Quelques extraits de la chose…
«Qu'en dit Nicolas Sarkozy ? Rien. Mieux, ou pis, il applaudit le Kremlin. Ainsi, le 8 octobre, le président français, lors d'une conférence organisée par l'Ifri à Evian (et financée, en partie, par l'oligarque préféré du Kremlin Oleg Deripaska), remercie Medvedev d'avoir “rempli tous ses engagements”. Traduction : on peut reprendre le “business as usual” avec le Kremlin et notamment les négociations sur un “partenariat stratégique”, à Bruxelles. Bref, il est temps de passer l'éponge et d'accepter les faits accomplis russes dans le Caucase - un “Kosovo à l'envers”, selon la formule d'Alain Mine, qui se félicite de l'habileté diplomatique de son ami Sarkozy. «Sarkozy a fait exactement ce que nous espérions : donner, de fait, la bénédiction de la France à l'annexion de l'Abkhazie et de l'Ossétie du Sud», dit un officiel russe. Il ajoute : “Rendez-vous compte, il est aujourd'hui le meilleur ami de la Russie en Europe, son meilleur avocat en tout cas. Et nous qui étions si inquiets quand il a été élu ! Qui aurait pu imaginer ce revirement ?”

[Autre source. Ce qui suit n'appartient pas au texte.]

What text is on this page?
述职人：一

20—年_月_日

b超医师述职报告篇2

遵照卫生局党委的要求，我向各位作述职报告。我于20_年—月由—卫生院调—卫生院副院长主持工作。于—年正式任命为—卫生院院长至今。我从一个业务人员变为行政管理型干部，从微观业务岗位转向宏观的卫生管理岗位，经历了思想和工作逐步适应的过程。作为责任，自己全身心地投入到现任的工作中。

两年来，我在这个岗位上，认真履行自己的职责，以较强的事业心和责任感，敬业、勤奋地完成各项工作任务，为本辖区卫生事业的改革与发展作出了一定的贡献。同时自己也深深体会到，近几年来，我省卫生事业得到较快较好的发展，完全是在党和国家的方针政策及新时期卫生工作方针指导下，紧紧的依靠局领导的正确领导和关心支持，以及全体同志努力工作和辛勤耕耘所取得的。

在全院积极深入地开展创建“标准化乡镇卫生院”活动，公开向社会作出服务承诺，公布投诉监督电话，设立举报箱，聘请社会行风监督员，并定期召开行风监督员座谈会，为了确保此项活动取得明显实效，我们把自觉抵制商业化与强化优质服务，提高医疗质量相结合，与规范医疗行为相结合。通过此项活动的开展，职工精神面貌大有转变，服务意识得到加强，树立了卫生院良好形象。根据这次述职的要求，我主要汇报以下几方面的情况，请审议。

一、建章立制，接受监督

»Et quel revirement ! Conversion ou reniement ? Souvenons-nous. Pendant la campagne électorale, Nicolas Sarkozy milite pour la défense des droits de l'homme en Russie et contre la realpolitik façon Jacques Chirac. Il dénonce “le silence sur les 200 000 morts en Tchétchénie” et assure qu'il vaut “mieux serrer la main de Bush que celle de Poutine”.
»En décembre 2006, il organise un petit déjeuner «Russie» place Beauvau. En catimini, pour ne pas s'attirer les foudres de Chirac, il convie à sa table les critiques plus féroces du Kremlin à Paris. “Sarkozy nous tient alors un discours très antipoutinien, se souvient l'un des participants. Il dit que, s'il entre à l'Elysée, il invitera Garry Gasparov [le champion d'échecs devenu la bête noire de Poutine]. Et il parle avec chaleur de son ami ‘Micha’ Saakachvili.” “A l'époque, il avait des convictions très fortes, résume son conseiller stratégique d'alors, Pierre Lellouche. Enfin, je crois...”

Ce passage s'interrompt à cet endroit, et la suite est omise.